Kur’anı Kerim, Sure III/10 vd.-Sure VIII/60 vd. İhanet etmekten korkulanlardan öç almaktan söz eder!
            Bir Müslüman kadının entarisinin ucunun yere çakılması olayı peygambere KAYNUKA’YA saldırma fırsatını vermiştir. Onbeş günlük kuşatmadan sonra, tüm Kaynuka halkı teslim oldu. Tüm kaynukalı erkekler zincire vuruldu.
            Bani Hazraç ve Abd. B.Ubayy’ın müdahalesiyle, önce Medine’nin kuzeyindeki Vadi Kura’ya, oradan da Suriye’deki Azriat’a sürüldüler. Bıraktıkları kap, kacak dâhil, tüm malları da ganimet esaslarına göre Müslümanlara dağıtıldı!”İsl. Ans. C.
.S.467ve İsl. Ans.

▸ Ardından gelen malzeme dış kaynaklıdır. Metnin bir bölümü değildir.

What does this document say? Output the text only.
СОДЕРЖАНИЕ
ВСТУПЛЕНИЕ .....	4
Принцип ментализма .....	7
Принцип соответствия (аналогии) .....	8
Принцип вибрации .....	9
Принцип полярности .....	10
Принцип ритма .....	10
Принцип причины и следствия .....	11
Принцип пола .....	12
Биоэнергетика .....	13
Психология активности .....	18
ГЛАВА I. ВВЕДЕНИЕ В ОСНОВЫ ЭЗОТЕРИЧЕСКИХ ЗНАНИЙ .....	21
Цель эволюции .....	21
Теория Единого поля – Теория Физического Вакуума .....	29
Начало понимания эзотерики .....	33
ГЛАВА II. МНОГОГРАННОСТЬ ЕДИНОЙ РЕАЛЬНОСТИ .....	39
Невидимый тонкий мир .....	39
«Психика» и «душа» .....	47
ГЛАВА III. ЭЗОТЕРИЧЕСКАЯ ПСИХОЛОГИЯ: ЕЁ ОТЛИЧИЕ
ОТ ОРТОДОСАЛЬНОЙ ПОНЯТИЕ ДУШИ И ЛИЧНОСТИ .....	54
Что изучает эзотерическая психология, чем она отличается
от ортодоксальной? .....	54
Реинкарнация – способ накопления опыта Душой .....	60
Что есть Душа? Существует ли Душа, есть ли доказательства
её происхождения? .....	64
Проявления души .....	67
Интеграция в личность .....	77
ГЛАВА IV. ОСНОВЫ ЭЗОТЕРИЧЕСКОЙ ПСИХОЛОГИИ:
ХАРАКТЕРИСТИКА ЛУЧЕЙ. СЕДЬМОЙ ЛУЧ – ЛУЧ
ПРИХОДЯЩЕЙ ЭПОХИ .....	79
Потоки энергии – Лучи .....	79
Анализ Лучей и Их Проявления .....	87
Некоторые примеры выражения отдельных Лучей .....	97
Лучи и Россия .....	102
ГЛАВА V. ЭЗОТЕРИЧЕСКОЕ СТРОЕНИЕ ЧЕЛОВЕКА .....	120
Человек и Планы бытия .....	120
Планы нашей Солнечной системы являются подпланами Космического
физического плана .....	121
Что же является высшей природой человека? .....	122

C.7S.464(2).
            2- BANİ NADİR(BANİ’L NAZİR): Yahudiler; iki büyük göç olgusuyla karşılaşmışlardı. Birincisi; Babil Kıralı Nabukednezzar-Tevrat’ta adı geçer, NABUKODONOSUR-MÖ.486yılında; Kudüs’ü yıkarak, tüm Yahudileri 48 sene süreyle Babil’de sürgünde tutmuştu. İkincisi daha kanlı bir savaştan sonra Yahudilerin başına gelmişti, Roma İmparatoru Titüs, Kudüs’ü uzun ve kanlı bir kuşatmadan sonra zapt ederek tüm Yahudileri dağıtmıştı. Son çarpışmada ve son tepede ölen 900 İsrail askerinin palaskalarına ve ayakkabılarına ve kılıçlarına kazılar sonucu ulaşılmıştı.
İsrail Harp Akademisi öğrencileri bu tepede yemin etmektedirler.
İşte bu Roma işgalinden kaçmış olan bu Yahudiler, yerleşmiş oldukları AL NAZİR Dağının adı ile anılır olmuşlardı. Hayber Yahudilerine bağlanan gerçek bir Yahudi kabilesiydi. Ziraatla, faizcilik ile ve silah ticaretiyle uğraşmaktaydılar. Bunlar, AVS’LARA bağlı olup, Hazraçlara düşman idiler. Bunlar da, HİCRET’İN ilk yılında; Hz. Muhammed ile ”Medine’nin Temel Kanunu” olarak kabul edilen MEDİNE SÖZLEŞMESİNİ YAPMIŞLARDI!
Hayber Yahudi Kabile Beyinin gelini olan SAFİYE, BANİ NADİR YAHUDİ KABİLE BEYİNİN KIZIYDI! Hayber kalesi düşürüldüğünde, Hayber Yahudi kabilesinin hazinesinin yerini söyletmek için, yarısı yanmış bir odun ile Kale Beyini ve Safiye’nin kocasını işkencelere uğratarak öldürtmüştü! Her iki adamın öldürülmesine rağmen hazinenin yarısı ele geçirilebilmişti!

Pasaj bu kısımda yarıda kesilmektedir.